Ideally, when purchasing binary options for only 60 seconds you will want the market to move as powerfully in your chosen direction as possible. This reduces the potential for the options to expire out of the money. This is also beneficial to reduce the anxiety and emotional difficulties associated with trading. A strategy that can provide this is going to be both profitable and enjoyable in the long run. Despite binary trading not requiring substantial momentum in market prices to be profitable, this momentum will certainly provide an advantage. Breakouts are one of the few situations where markets can travel in a straight line in the very short term. The momentum of a breakout trade can also satisfy the ideal situation of moving away from the strike price in order to secure profits on the 60 second options.
Breakout trading involves looking for price to move out of an area of consolidation. This is identified as a sideways range or technical pattern such as a rectangle, triangle or head and shoulders. When price moves out of this range it will often be with fairly substantial momentum. The most influential breakouts can be spotted on the higher timeframes such as the 15 minute and 1 hour charts. These offer good opportunities for scalpers to take advantage of this momentum and attempt to catch price moving higher or lower in their favor. The most awkward aspect of these trades, however, is the entry strategy. The trader wanting to be involved as soon as possible needs to minimize the risk of getting caught by a reversal or ‘false breakout’.

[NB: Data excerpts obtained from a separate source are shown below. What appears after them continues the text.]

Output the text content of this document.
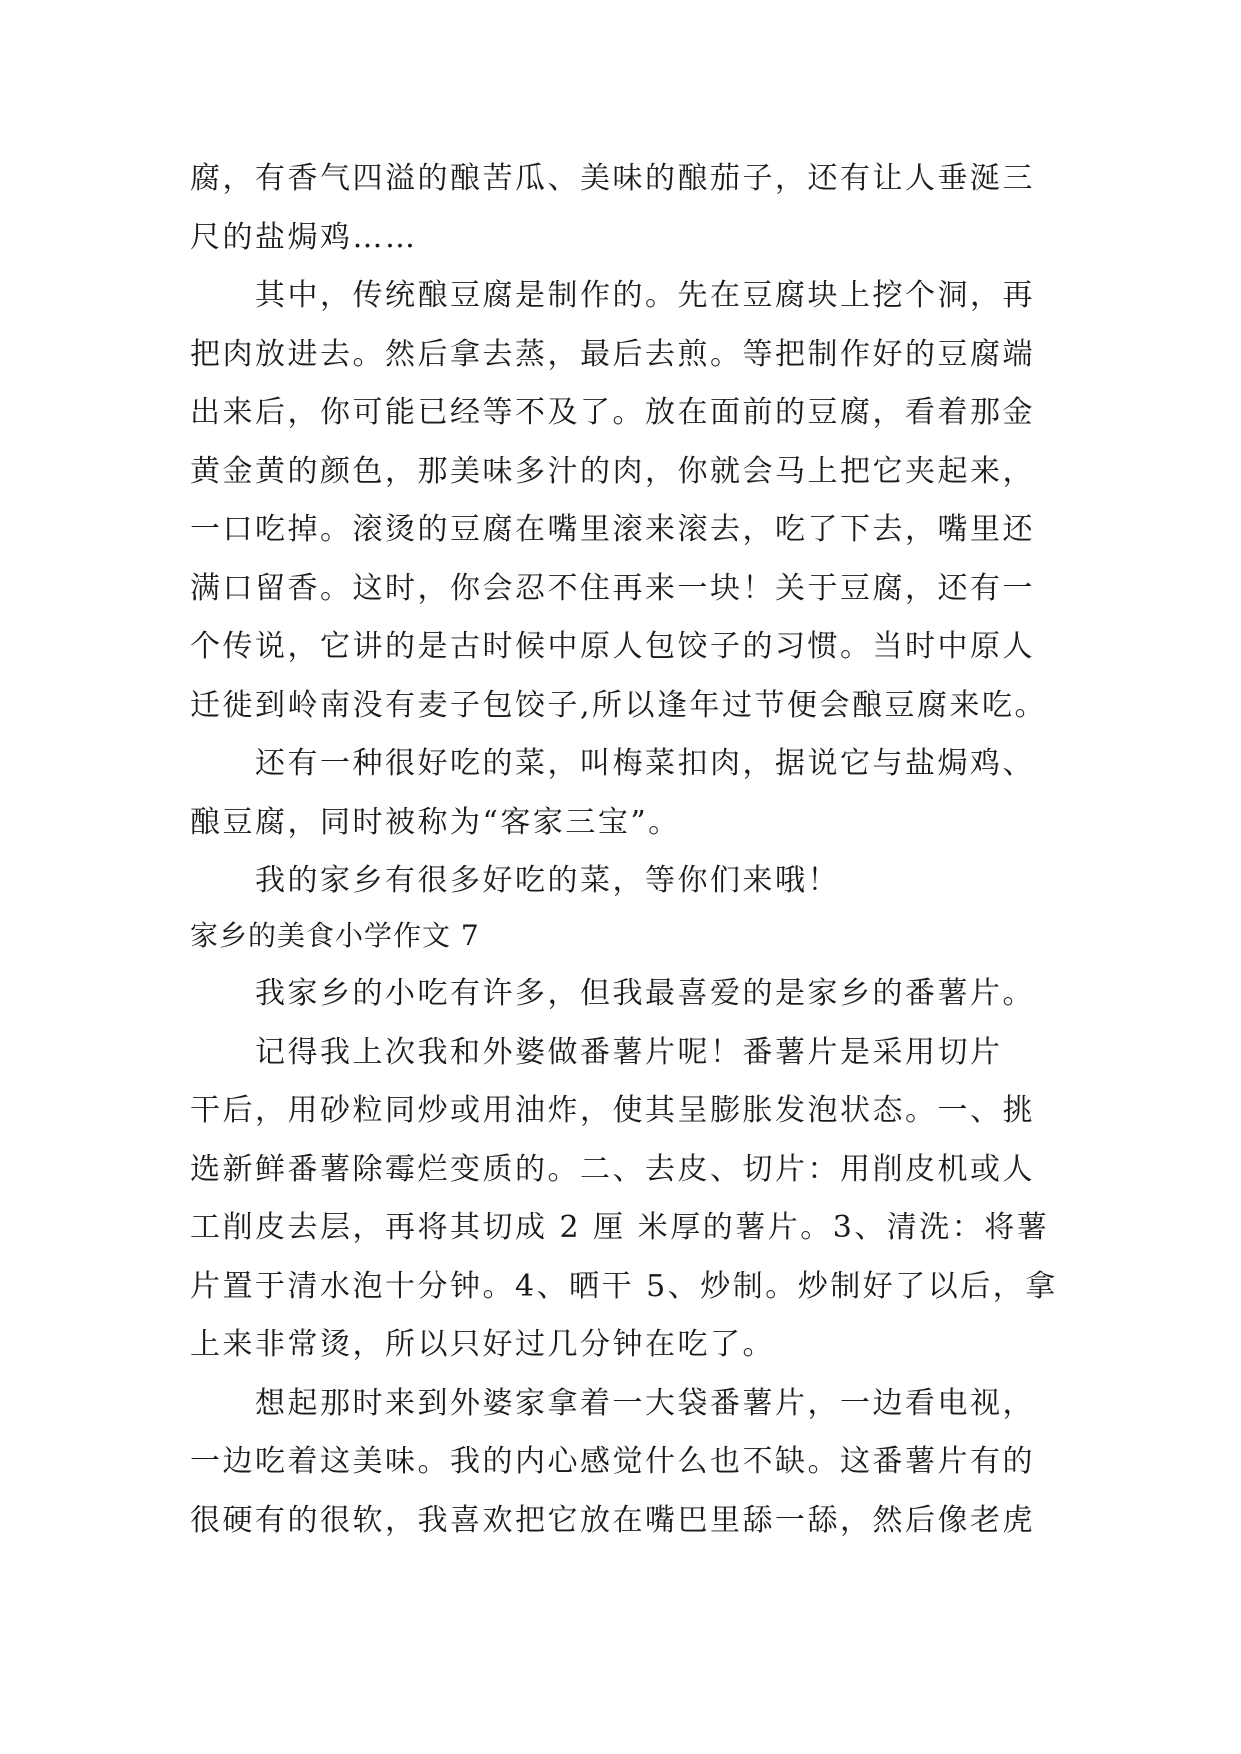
腐，有香气四溢的酿苦瓜、美味的酿茄子，还有让人垂涎三
尺的盐焗鸡……
其中，传统酿豆腐是制作的。先在豆腐块上挖个洞，再
把肉放进去。然后拿去蒸，最后去煎。等把制作好的豆腐端
出来后，你可能已经等不及了。放在面前的豆腐，看着那金
黄金黄的颜色，那美味多汁的肉，你就会马上把它夹起来，
一口吃掉。滚烫的豆腐在嘴里滚来滚去，吃了下去，嘴里还
满口留香。这时，你会忍不住再来一块！关于豆腐，还有一
个传说，它讲的是古时候中原人包饺子的习惯。当时中原人
迁徙到岭南没有麦子包饺子,所以逢年过节便会酿豆腐来吃。
还有一种很好吃的菜，叫梅菜扣肉，据说它与盐焗鸡、
酿豆腐，同时被称为“客家三宝”。
我的家乡有很多好吃的菜，等你们来哦！
家乡的美食小学作文 7
我家乡的小吃有许多，但我最喜爱的是家乡的番薯片。
记得我上次我和外婆做番薯片呢！番薯片是采用切片
干后，用砂粒同炒或用油炸，使其呈膨胀发泡状态。一、挑
选新鲜番薯除霉烂变质的。二、去皮、切片：用削皮机或人
工削皮去层，再将其切成 2 厘 米厚的薯片。3、清洗：将薯
片置于清水泡十分钟。4、晒干 5、炒制。炒制好了以后，拿
上来非常烫，所以只好过几分钟在吃了。
想起那时来到外婆家拿着一大袋番薯片，一边看电视，
一边吃着这美味。我的内心感觉什么也不缺。这番薯片有的
很硬有的很软，我喜欢把它放在嘴巴里舔一舔，然后像老虎
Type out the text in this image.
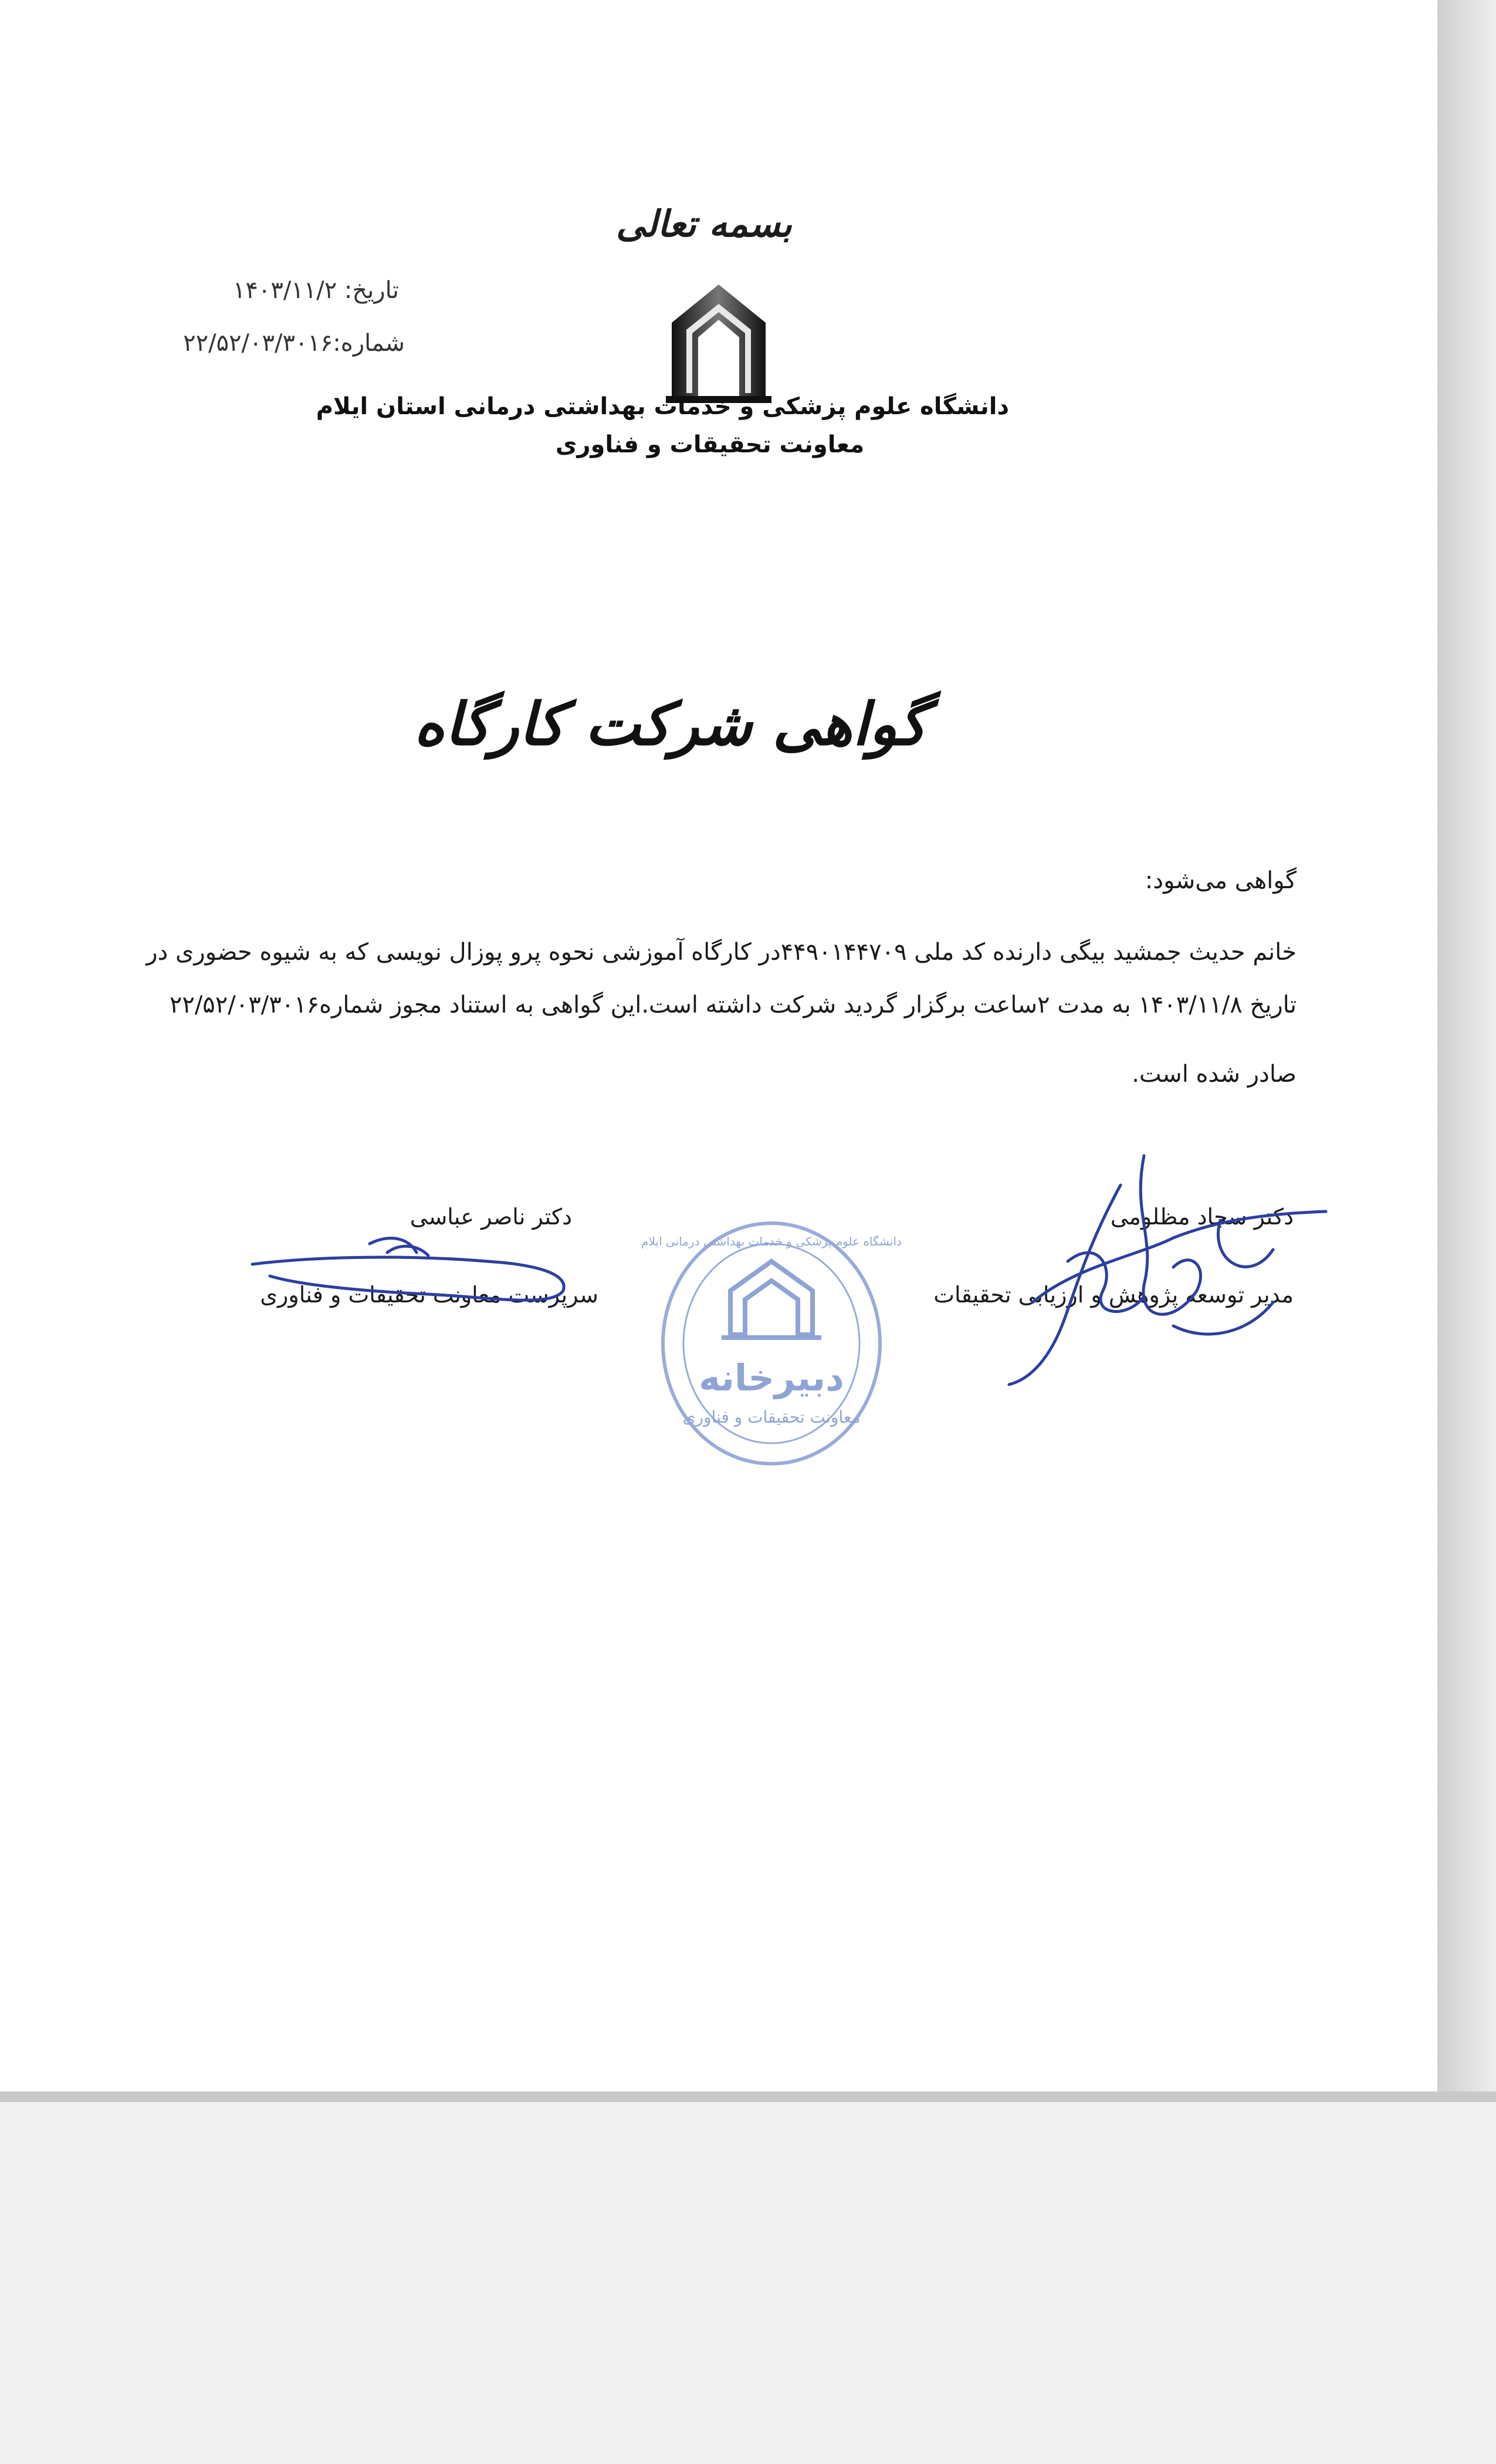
بسمه تعالی
تاریخ: ۱۴۰۳/۱۱/۲
شماره:۲۲/۵۲/۰۳/۳۰۱۶
دانشگاه علوم پزشکی و خدمات بهداشتی درمانی استان ایلام
معاونت تحقیقات و فناوری
گواهی شرکت کارگاه
گواهی می‌شود:
خانم حدیث جمشید بیگی دارنده کد ملی ۴۴۹۰۱۴۴۷۰۹در کارگاه آموزشی نحوه پرو پوزال نویسی که به شیوه حضوری در
تاریخ ۱۴۰۳/۱۱/۸ به مدت ۲ساعت برگزار گردید شرکت داشته است.این گواهی به استناد مجوز شماره۲۲/۵۲/۰۳/۳۰۱۶
صادر شده است.
دکتر سجاد مظلومی
مدیر توسعه پژوهش و ارزیابی تحقیقات
دکتر ناصر عباسی
سرپرست معاونت تحقیقات و فناوری
دبیرخانه
معاونت تحقیقات و فناوری
دانشگاه علوم پزشکی و خدمات بهداشتی درمانی ایلام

Entries on breakout strategies can be straightforward. If we assume price will pull back following the initial break to confirm whether the breakout is genuine. Binary options scalpers can take advantage of this knowledge and trade the high or low of the first pullback. This is similar to a straightforward 1-2-3 trade. Although no strategy will be profitable every time, the momentum beyond the pullback should last at least 60 seconds. Furthermore, preparing a hedge in the opposite direction should the trade appear to fail will minimize losses in the event of an unsuccessful breakout.
Trading the news
60 second options traders take advantage of the market movement created by powerful news releases. These are the price spikes seen on price charts where the market has become over extended. This is due to the increased volatility caused by trader’s reaction to the news. Most traders will admit that these sudden price movements have a tendency to return to normal. They sometimes fully retrace once the period of volatility has subsided. However, for scalpers who only require price to continue in one direction for a period of 60 seconds these can be very profitable opportunities. The traditional adage is that markets should be left for up to 30 minutes to settle before they return to normality and, therefore, purchasing binary options just as the news is released and the market begins to move is a popular momentum trade.
One thing to observe when trading news releases is whether the news has an interpretation element. By this we mean whether traders could interpret this differently and cause price to swing wildly in both directions which may adversely affect very short term binary options traders. News releases such as the US non-farm payroll has a tendency to have this effect. Scalping strategies may be most effectively executed on news releases such as interest rate decisions, which may push the market in a single direction. Always something to consider when news trading.